The graduates of the University of Havana's School of Architecture have exhibited in Paris, Spain and New York and are represented by Mexico City-based Menocal, one of the leading dealers of top emerging Cuban artists on the island and in exile.

Images of loss
Last year's series, "Bohios," a mix of photography, painting and collage, also shown at Art Basel Miami Beach, portrayed eerie images of bohios, the typical homes in the Cuban countryside, some run-down and stacked up over each other, others at the seashore, as if they too, were leaving the island

Also touching is their three-part series "No es mas que la vida" ("It's Only Life," 2004), in which Atelier Morales tackles water, smoke and wind as metaphoric elements of loss

The water series, "Agua," shows a china cabinet as if it were slowly drowning.

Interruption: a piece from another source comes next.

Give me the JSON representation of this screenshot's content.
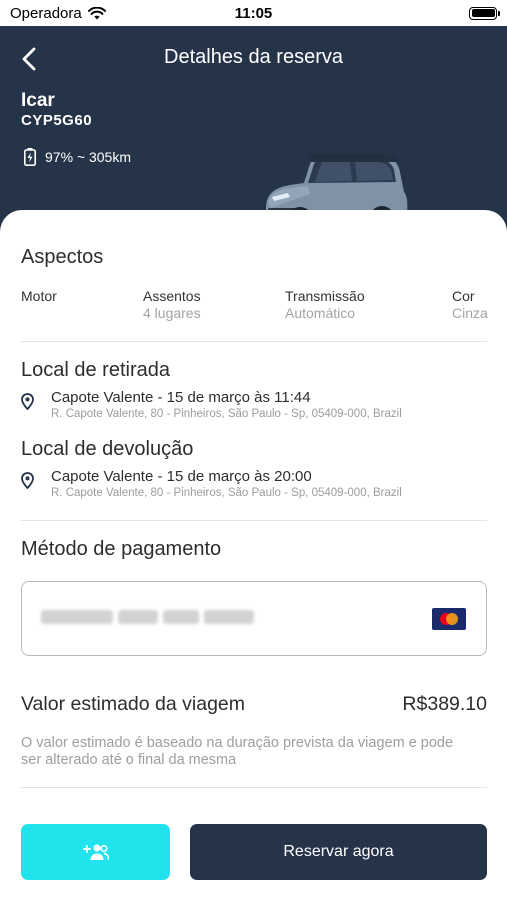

On the top shelf, one can clearly see a set of dainty antique demitasse cups. But with each shelf, items get murkier, more difficult to recognize, until water completely clouds over the cabinet.

"Water represents the loss of memory, which doesn't just happen in one sweep, but becomes muddled, little by little," Morales says. "You know, the kind of thing where you remember the great party, but you don't remember whether it was at your grandmother's house or your aunt's house."

The smoke series, "Humo," features three public sculptures in Spain and Paris, clouds of smoke bellowing near them, as in the images of the terrorist attack on New York's Twin Towers.

"The smoke represents the European attitude toward terrorism of 'It doesn't touch us,' but the smoke does reach everyone," Morales says.

The wind series, "Viento," features household objects flying disjointedly, as if uprooted by "the tornado of social elements," Morales says. "Like a revolution, which changes things forever."